2 In an e-mail exchange, Benjamin Hill, one of the reporters who wrote the Times story, said they completely stand by their reporting.

3 Sedaris, known for too-good-to-be-true essays, received similar treatment from a Slate writer in 2007. While Sedaris refers to his work as "real-ish" because of the leaps he makes for humor's sake, McCarthy said he didn't feel like he needed any such distinction and the mistakes he made weren't purposeful. In his acknowledgments, he notes, "All errors of fact and interpretation are mine alone."

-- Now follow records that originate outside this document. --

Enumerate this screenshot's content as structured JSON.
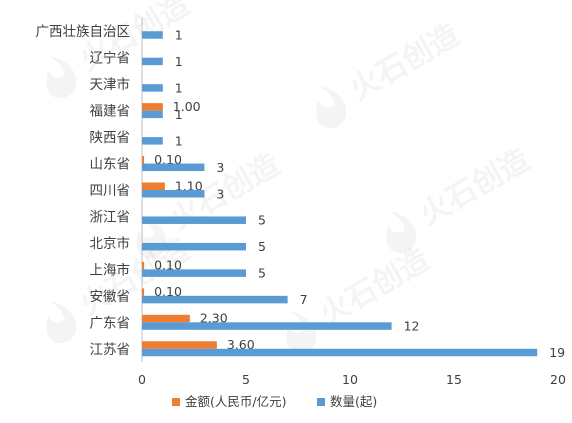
{
  "chart_data": {
    "type": "bar",
    "orientation": "horizontal",
    "categories": [
      "广西壮族自治区",
      "辽宁省",
      "天津市",
      "福建省",
      "陕西省",
      "山东省",
      "四川省",
      "浙江省",
      "北京市",
      "上海市",
      "安徽省",
      "广东省",
      "江苏省"
    ],
    "series": [
      {
        "name": "金额(人民币/亿元)",
        "color": "#ED7D31",
        "values": [
          null,
          null,
          null,
          1.0,
          null,
          0.1,
          1.1,
          null,
          null,
          0.1,
          0.1,
          2.3,
          3.6
        ],
        "labels": [
          "",
          "",
          "",
          "1.00",
          "",
          "0.10",
          "1.10",
          "",
          "",
          "0.10",
          "0.10",
          "2.30",
          "3.60"
        ]
      },
      {
        "name": "数量(起)",
        "color": "#5B9BD5",
        "values": [
          1,
          1,
          1,
          1,
          1,
          3,
          3,
          5,
          5,
          5,
          7,
          12,
          19
        ],
        "labels": [
          "1",
          "1",
          "1",
          "1",
          "1",
          "3",
          "3",
          "5",
          "5",
          "5",
          "7",
          "12",
          "19"
        ]
      }
    ],
    "x_ticks": [
      "0",
      "5",
      "10",
      "15",
      "20"
    ],
    "xlim": [
      0,
      20
    ],
    "title": "",
    "xlabel": "",
    "ylabel": "",
    "grid": false,
    "legend_position": "bottom",
    "watermark_text": "火石创造"
  }
}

4 The Times, and several blogs, seem to propose that McCarthy details Kotchman implicitly suggested players use steroids to improve their performance. When going over a conversation with teammates about steroids, McCarthy, as the narrator, writes that he doubted that Kotchman would do such a thing because he "cared too much about his players to roll the dice with their health." In an interview, McCarthy said he included one conversation about steroids to show the pressure minor leaguers were under before drug testing came to the Majors. In an earlier section of the book, he remembers Bobby Jenks calling reliever Derrick Turnbow a steroid abuser. Turnbow was the first Major Leaguer to be identified for testing positive for a banned substance in January 2003.

5 One detail that has been questioned is Angels General Manager Tony Reagins, then the head of the franchise's minor league system, crying when he was releasing a wave of players that included McCarthy at the end of the book. This was a striking scene and one that was included in the Sports Illustrated excerpt. McCarthy stands by this memory, and when Reagins recently questioned it in the Times, McCarthy said Breslow backed him up, anecdotally."When Tony Reagins came out and said, 'I didn't cry when I cut McCarthy,' (Breslow) called me and said, 'I remember you called me and told me that story about how he was all choked up,' " McCarthy said. "The nature of memory is that people going to remember events differently and that's just how it's going to be."